Comment out /var/lock, /var/run, /proc and /etc.rc files too. /var/lock changes all the time – it says at the end #daemon PIDS – which commonly change and can produce a lot of false positives.

Once you’re done, save the file and exit.

To commit the changes made to the twpol.txt file, type ➡️

twadmin -m P /etc/tripwire/twpol.txt

Before you can run a --check command, you need to run ➡️

tripwire --init

again to generate the new database using the policy we just created. This can take a while.

The database has now been successfully created.

File integrity check

Running ➡️

tripwire --check 

now will produce our integrity check.

Securing our systems

The files created in this process are quite sensitive and can be removed from our system for added security.

First, we can remove the copy of the original configuration we made as a reference when commenting out files that we did not need Tripwire to check.

Moving the file

We can also remove the plain text configuration file. Don’t worry about losing anything as the file can be regenerated from the encrypted files using our password whenever we need.

To do so, pass the encrypted file to twadmin and pipe it into a plain text file.

We can test this by moving the plain text file to a different location and regenerating the plain text file in the original location and see if it reappears.

Moving the file:

Type ➡️

sudo mv /etc/tripwire/twpol.txt /etc/tripwire/twpol.txt.bak

Regenerating the plaintext file

Type the command ➡️

sudo sh -c ‘twadmin -print-polfile > /etc/tripwire/twpol.txt’

sh -c runs the quoted string as a script.

We pass the policy file to twadmin and store the output in the twpol.txt file like before.

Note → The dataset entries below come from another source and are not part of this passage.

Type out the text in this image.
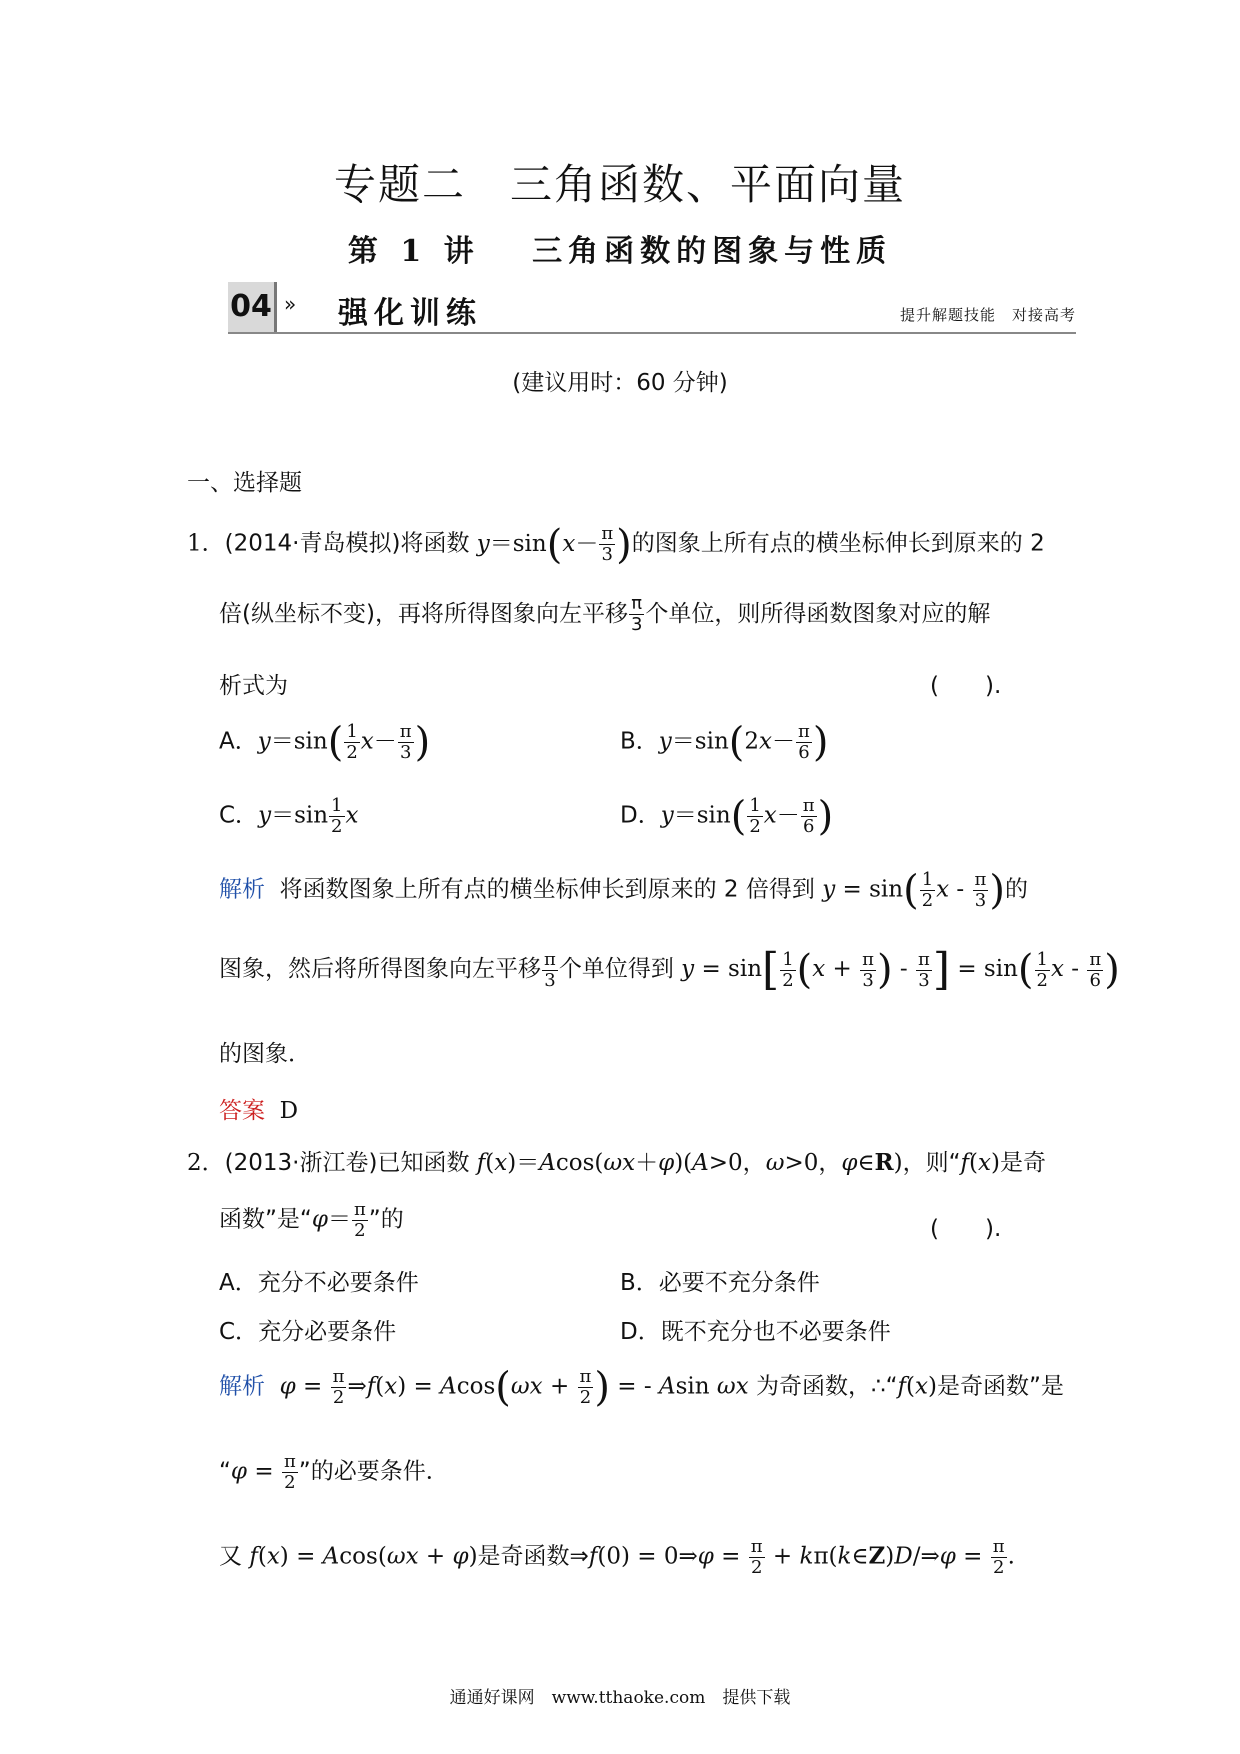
专题二　三角函数、平面向量
第 1 讲　 三角函数的图象与性质
04 » 强化训练	提升解题技能　对接高考
(建议用时：60 分钟)
一、选择题
1．(2014·青岛模拟)将函数 $y=\sin(x- \frac{\pi}{3}$ )的图象上所有点的横坐标伸长到原来的 2
倍(纵坐标不变)，再将所得图象向左平移 $\frac{\pi}{3}$ 个单位，则所得函数图象对应的解
析式为	(　　).
A．$y=\sin( \frac{1}{2} x- \frac{\pi}{3}$ )	B．$y=\sin(2x- \frac{\pi}{6}$ )
C．$y=\sin \frac{1}{2}$ x	D．$y=\sin( \frac{1}{2} x- \frac{\pi}{6}$ )
解析 将函数图象上所有点的横坐标伸长到原来的 2 倍得到 $y = \sin( \frac{1}{2}$ x - $\frac{\pi}{3}$ )的
图象，然后将所得图象向左平移 $\frac{\pi}{3}$ 个单位得到 $y = \sin[ \frac{1}{2} (x + \frac{\pi}{3}$ ) - $\frac{\pi}{3}$ ] = $\sin( \frac{1}{2}$ x - $\frac{\pi}{6}$ )
的图象．
答案 D
2．(2013·浙江卷)已知函数 f(x)＝Acos(ωx＋φ)(A>0，ω>0，φ∈R)，则“f(x)是奇
函数”是“$\varphi= \frac{\pi}{2}$ ”的	(　　).
A．充分不必要条件	B．必要不充分条件
C．充分必要条件	D．既不充分也不必要条件
解析 $\varphi = \frac{\pi}{2}$ ⇒f(x) = $Acos(\omega x + \frac{\pi}{2}$ ) = - Asin ωx 为奇函数，∴“f(x)是奇函数”是
“$\varphi = \frac{\pi}{2}$ ”的必要条件．
又 f(x) = Acos(ωx + φ)是奇函数⇒f(0) = 0⇒φ = $\frac{\pi}{2}$ + kπ(k∈Z)D/⇒φ = $\frac{\pi}{2}$ .
通通好课网　www.tthaoke.com　提供下载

Now that its worked, we can confidently remove the plain text files.

We can run ls twpol.txt* to see all the files that start with ‘twpol.txt’. Theres only two (the two we want to remove).

So we can then run this command ➡️

sudo rm /etc/tripwire/twpol.txt* 

to remove all files with the said prefix quickly and easily.

Email notifications

We can set up email notifications for every time a tripwire check command is run.

We will use the mail utility.

To install it type ➡️

sudo apt-get install mailutils 

and type ‘y’ when prompted.

Run the command ➡️

sudo tripwire --check | mail -s “tripwire report for <your name>” <youremail@domain.com>

The mail utility will run the tripwire report and pipe it into the mail command which sends the results of the check to our email.

Keep in mind, the mail service cannot send emails to remote domains which means it will only send emails to your user account in Linux or another user account that you can specify.

As I found out when checking the mail that came through (or didn’t come through).

To view the tripwire report email, CD to /var/mail/<name of account>.

Here you can see the subject that I typed in the mail command. The Tripwire report will begin below this screen.

What's next?

This blog only goes through the basics of Tripwire and barely touches on its vast capabilities.

There are many more options available in Tripwire and can be explored online.